Once you have the code, you can reuse it repeatedly. That is, you can deploy many servers with minimal or no change. Since, it is regular code, you can use version control and source code revision systems to manage your code. This facilitates effective teamwork.

Furthermore, IaC can be integrated into a CI/CD pipeline, including testing and validation. That is, you can validate and test the provisioning of servers before they are deployed. Thus, you can provision complex infrastructure involving hundreds of servers, complex networking, and multiple services within minutes rather than days or weeks. Ultimately, this makes the software development release process faster and more secure, which is precisely the objective of DevOps.
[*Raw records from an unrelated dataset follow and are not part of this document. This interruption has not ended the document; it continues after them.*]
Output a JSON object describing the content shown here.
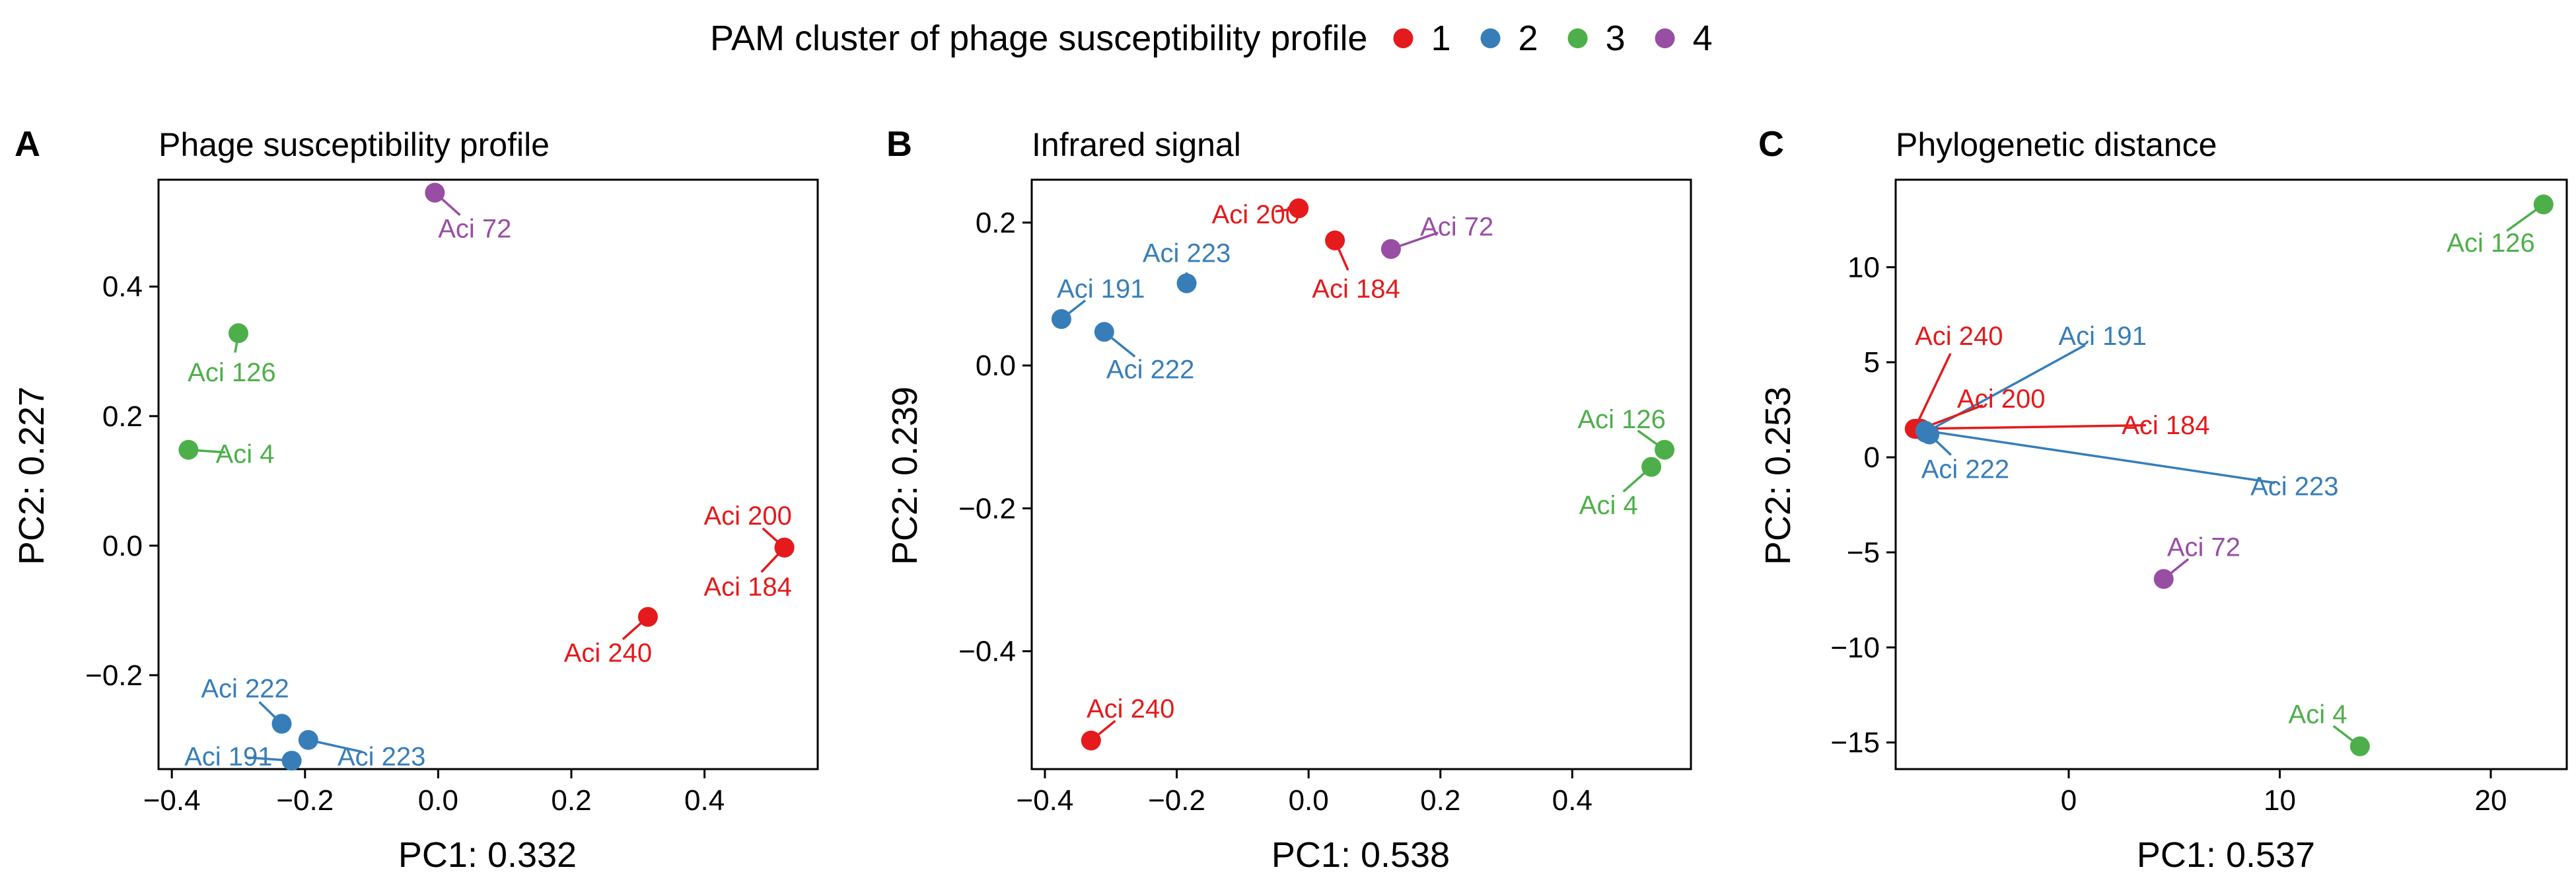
{
  "legend": {
    "title": "PAM cluster of phage susceptibility profile",
    "items": [
      {
        "label": "1",
        "color": "#E41A1C"
      },
      {
        "label": "2",
        "color": "#377EB8"
      },
      {
        "label": "3",
        "color": "#4DAF4A"
      },
      {
        "label": "4",
        "color": "#984EA3"
      }
    ]
  },
  "chart_data": [
    {
      "type": "scatter",
      "panel": "A",
      "title": "Phage susceptibility profile",
      "xlabel": "PC1: 0.332",
      "ylabel": "PC2: 0.227",
      "xlim": [
        -0.42,
        0.57
      ],
      "ylim": [
        -0.345,
        0.565
      ],
      "xticks": [
        -0.4,
        -0.2,
        0.0,
        0.2,
        0.4
      ],
      "xtick_labels": [
        "−0.4",
        "−0.2",
        "0.0",
        "0.2",
        "0.4"
      ],
      "yticks": [
        -0.2,
        0.0,
        0.2,
        0.4
      ],
      "ytick_labels": [
        "−0.2",
        "0.0",
        "0.2",
        "0.4"
      ],
      "points": [
        {
          "label": "Aci 72",
          "cluster": "4",
          "x": -0.005,
          "y": 0.545,
          "lx": 0.055,
          "ly": 0.49
        },
        {
          "label": "Aci 126",
          "cluster": "3",
          "x": -0.3,
          "y": 0.328,
          "lx": -0.31,
          "ly": 0.268
        },
        {
          "label": "Aci 4",
          "cluster": "3",
          "x": -0.375,
          "y": 0.148,
          "lx": -0.29,
          "ly": 0.142
        },
        {
          "label": "Aci 200",
          "cluster": "1",
          "x": 0.52,
          "y": -0.003,
          "lx": 0.465,
          "ly": 0.047
        },
        {
          "label": "Aci 184",
          "cluster": "1",
          "x": 0.52,
          "y": -0.003,
          "lx": 0.465,
          "ly": -0.063
        },
        {
          "label": "Aci 240",
          "cluster": "1",
          "x": 0.315,
          "y": -0.11,
          "lx": 0.255,
          "ly": -0.165
        },
        {
          "label": "Aci 222",
          "cluster": "2",
          "x": -0.235,
          "y": -0.275,
          "lx": -0.29,
          "ly": -0.22
        },
        {
          "label": "Aci 223",
          "cluster": "2",
          "x": -0.195,
          "y": -0.3,
          "lx": -0.085,
          "ly": -0.325
        },
        {
          "label": "Aci 191",
          "cluster": "2",
          "x": -0.22,
          "y": -0.332,
          "lx": -0.315,
          "ly": -0.325
        }
      ]
    },
    {
      "type": "scatter",
      "panel": "B",
      "title": "Infrared signal",
      "xlabel": "PC1: 0.538",
      "ylabel": "PC2: 0.239",
      "xlim": [
        -0.42,
        0.58
      ],
      "ylim": [
        -0.565,
        0.26
      ],
      "xticks": [
        -0.4,
        -0.2,
        0.0,
        0.2,
        0.4
      ],
      "xtick_labels": [
        "−0.4",
        "−0.2",
        "0.0",
        "0.2",
        "0.4"
      ],
      "yticks": [
        -0.4,
        -0.2,
        0.0,
        0.2
      ],
      "ytick_labels": [
        "−0.4",
        "−0.2",
        "0.0",
        "0.2"
      ],
      "points": [
        {
          "label": "Aci 200",
          "cluster": "1",
          "x": -0.015,
          "y": 0.22,
          "lx": -0.08,
          "ly": 0.212
        },
        {
          "label": "Aci 184",
          "cluster": "1",
          "x": 0.04,
          "y": 0.175,
          "lx": 0.072,
          "ly": 0.108
        },
        {
          "label": "Aci 72",
          "cluster": "4",
          "x": 0.125,
          "y": 0.163,
          "lx": 0.225,
          "ly": 0.195
        },
        {
          "label": "Aci 223",
          "cluster": "2",
          "x": -0.185,
          "y": 0.115,
          "lx": -0.185,
          "ly": 0.158
        },
        {
          "label": "Aci 191",
          "cluster": "2",
          "x": -0.375,
          "y": 0.065,
          "lx": -0.315,
          "ly": 0.108
        },
        {
          "label": "Aci 222",
          "cluster": "2",
          "x": -0.31,
          "y": 0.047,
          "lx": -0.24,
          "ly": -0.005
        },
        {
          "label": "Aci 126",
          "cluster": "3",
          "x": 0.54,
          "y": -0.118,
          "lx": 0.475,
          "ly": -0.075
        },
        {
          "label": "Aci 4",
          "cluster": "3",
          "x": 0.52,
          "y": -0.142,
          "lx": 0.455,
          "ly": -0.195
        },
        {
          "label": "Aci 240",
          "cluster": "1",
          "x": -0.33,
          "y": -0.525,
          "lx": -0.27,
          "ly": -0.48
        }
      ]
    },
    {
      "type": "scatter",
      "panel": "C",
      "title": "Phylogenetic distance",
      "xlabel": "PC1: 0.537",
      "ylabel": "PC2: 0.253",
      "xlim": [
        -8.2,
        23.6
      ],
      "ylim": [
        -16.4,
        14.6
      ],
      "xticks": [
        0,
        10,
        20
      ],
      "xtick_labels": [
        "0",
        "10",
        "20"
      ],
      "yticks": [
        -15,
        -10,
        -5,
        0,
        5,
        10
      ],
      "ytick_labels": [
        "−15",
        "−10",
        "−5",
        "0",
        "5",
        "10"
      ],
      "points": [
        {
          "label": "Aci 126",
          "cluster": "3",
          "x": 22.5,
          "y": 13.3,
          "lx": 20.0,
          "ly": 11.3
        },
        {
          "label": "Aci 240",
          "cluster": "1",
          "x": -7.3,
          "y": 1.5,
          "lx": -5.2,
          "ly": 6.4
        },
        {
          "label": "Aci 191",
          "cluster": "2",
          "x": -6.8,
          "y": 1.3,
          "lx": 1.6,
          "ly": 6.4
        },
        {
          "label": "Aci 200",
          "cluster": "1",
          "x": -7.0,
          "y": 1.5,
          "lx": -3.2,
          "ly": 3.1
        },
        {
          "label": "Aci 184",
          "cluster": "1",
          "x": -7.2,
          "y": 1.5,
          "lx": 4.6,
          "ly": 1.7
        },
        {
          "label": "Aci 222",
          "cluster": "2",
          "x": -6.6,
          "y": 1.2,
          "lx": -4.9,
          "ly": -0.6
        },
        {
          "label": "Aci 223",
          "cluster": "2",
          "x": -6.8,
          "y": 1.4,
          "lx": 10.7,
          "ly": -1.5
        },
        {
          "label": "Aci 72",
          "cluster": "4",
          "x": 4.5,
          "y": -6.4,
          "lx": 6.4,
          "ly": -4.7
        },
        {
          "label": "Aci 4",
          "cluster": "3",
          "x": 13.8,
          "y": -15.2,
          "lx": 11.8,
          "ly": -13.5
        }
      ]
    }
  ]
}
A CI/CD pipeline includes many steps besides IaC. One of the steps is configuration management, which includes configuring servers such as installing updates, libraries, and code. Ansible, Puppet, and Chef are common configuration management tools. Some overlap exists between configuration management tools and IaC tools. Configuration management tools can provision some infrastructure, while IaC tools perform some configuration tasks. However, infrastructure provisioning and configuration management should generally be considered two separate steps better served by different tools.

Terraform

Terraform has become the most popular IaC tool in recent years. While each cloud platform has its proprietary IaC tool (AWS has CloudFormation, Azure has Azure Resource Manager, and Google Cloud has Deployment Manager), Terraform is unique in that it is platform agnostic. You can use Terraform to provision infrastructure in any cloud provider and for many other platforms such as vSphere and Google Workspace.